像一片片深秋的枫叶般,鲜红色晕染地很快,霎时间填满了她的胸膛。一滴晶莹的泪滑落在玲珑的面颊上。
是乌童哥哥的泪。是他的泪。
“阿胧,你太痴了。”
“乌童哥哥……”玲珑自己都觉得声音小得连自己都听不见了。
乌童将耳附在她的唇边,温和问她:“阿胧,你想说什么?”
“你那几日……为何……不来找我?”
“褚玲珑与我说你随着阿熙出门去寻亲,我听信了她,打消了几次想寻你的念头。是,是乌童哥哥对不住你。”
玲珑不由得笑起来,是啊,自己的确太痴。都要死了,还在意他究竟对自己有没有什么情意呢。
有无,还重要吗?
是不是她死了,就可以离开幻境了,是不是就可以回到忘忧谷了?
眼前的乌童哥哥变得逐渐模糊,凝结成了忘忧谷里的一片花瓣,是粉色的桃花瓣,它属于初春最明媚的时节。
“乌童哥哥……我好想回到忘忧谷去……”
那里,或许你只爱我一人。
乌童一时间觉得天旋地转,无数的花瓣飞扑眼前而来,他无心去管那些身旁逐渐围拢的少阳弟子,而是紧紧抱着阿胧逐渐丧失温度的身体。
他好像什么都记起来了。又好像什么都忘记了。
身体上的疼痛逐渐唤醒了他的意识。乌童内力一震,身边的少阳弟子皆往后退了好几步。
玲珑……阿胧……
少阳派……忘忧谷……陶然阁……
他是乌童。乌童……那玲珑呢?
我的玲珑呢?
乌童面色却与往日的温和冷静截然相反,他望着怀抱着的玲珑,朝着四围之人厉声吼道:“是谁!是谁敢动她!”

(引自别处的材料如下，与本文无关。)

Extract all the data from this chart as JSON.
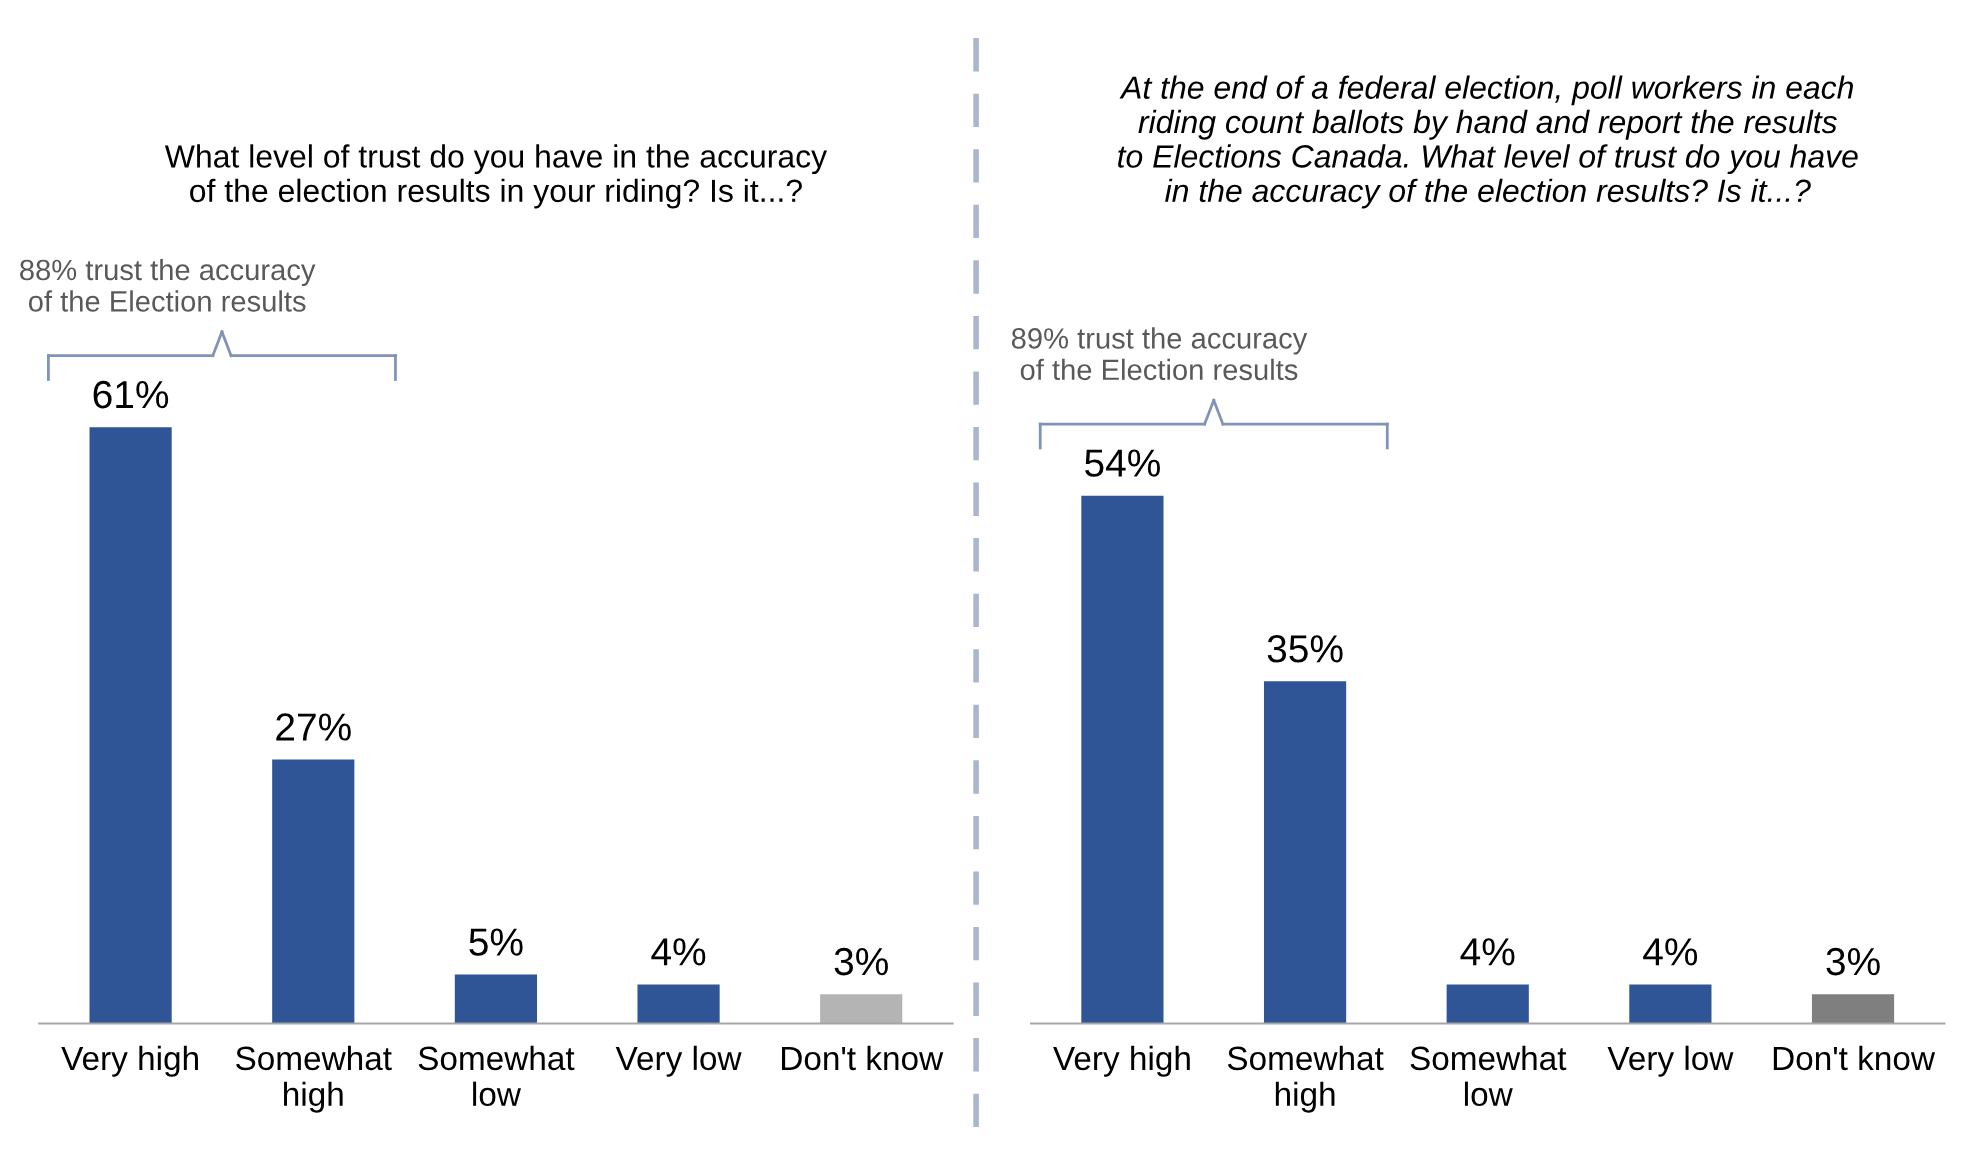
{
  "chart_data": [
    {
      "type": "bar",
      "title": "What level of trust do you have in the accuracy\nof the election results in your riding? Is it...?",
      "categories": [
        "Very high",
        "Somewhat\nhigh",
        "Somewhat\nlow",
        "Very low",
        "Don't know"
      ],
      "values": [
        61,
        27,
        5,
        4,
        3
      ],
      "value_labels": [
        "61%",
        "27%",
        "5%",
        "4%",
        "3%"
      ],
      "colors": [
        "#2f5597",
        "#2f5597",
        "#2f5597",
        "#2f5597",
        "#b4b4b4"
      ],
      "tick_labels": "x",
      "grid": false,
      "legend": false,
      "annotations": [
        "88% trust the accuracy\nof the Election results"
      ]
    },
    {
      "type": "bar",
      "title": "At the end of a federal election, poll workers in each\nriding count ballots by hand and report the results\nto Elections Canada. What level of trust do you have\nin the accuracy of the election results? Is it...?",
      "categories": [
        "Very high",
        "Somewhat\nhigh",
        "Somewhat\nlow",
        "Very low",
        "Don't know"
      ],
      "values": [
        54,
        35,
        4,
        4,
        3
      ],
      "value_labels": [
        "54%",
        "35%",
        "4%",
        "4%",
        "3%"
      ],
      "colors": [
        "#2f5597",
        "#2f5597",
        "#2f5597",
        "#2f5597",
        "#7f7f7f"
      ],
      "tick_labels": "x",
      "grid": false,
      "legend": false,
      "annotations": [
        "89% trust the accuracy\nof the Election results"
      ]
    }
  ]
}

那假玲珑钟敏言等人神色骤变,似乎这乌童在瞬间像是变了个人。
“是谁动了她!”乌童随手揪住一个少阳弟子,掐着他的喉管狠狠道。
“是……是褚小姐……褚玲珑小姐……”那人吐出真相后,被乌童随意丢在一旁。
他看着那张陌生的脸,几分厌烦生上脸来:“她还配称玲珑!”
说罢一剑朝假玲珑而去,霎时那假玲珑毫无声息地倒地,却是化作一团黑气不见了。钟敏言见假玲珑被害,也冲上前来,反被乌童手一转,一剑刺入胸膛,当即流血毙命,同样的尸首悄然不见。
乌童方才醒悟过来,此乃幻境。
可是玲珑没有记忆,如今她用命唤醒了他的记忆,自己却离开了。
他又如何能做到无她苟活呢?
剑若穿心,便可同受穿心之痛。
她与他,或许又能变回从前的玲珑与乌童。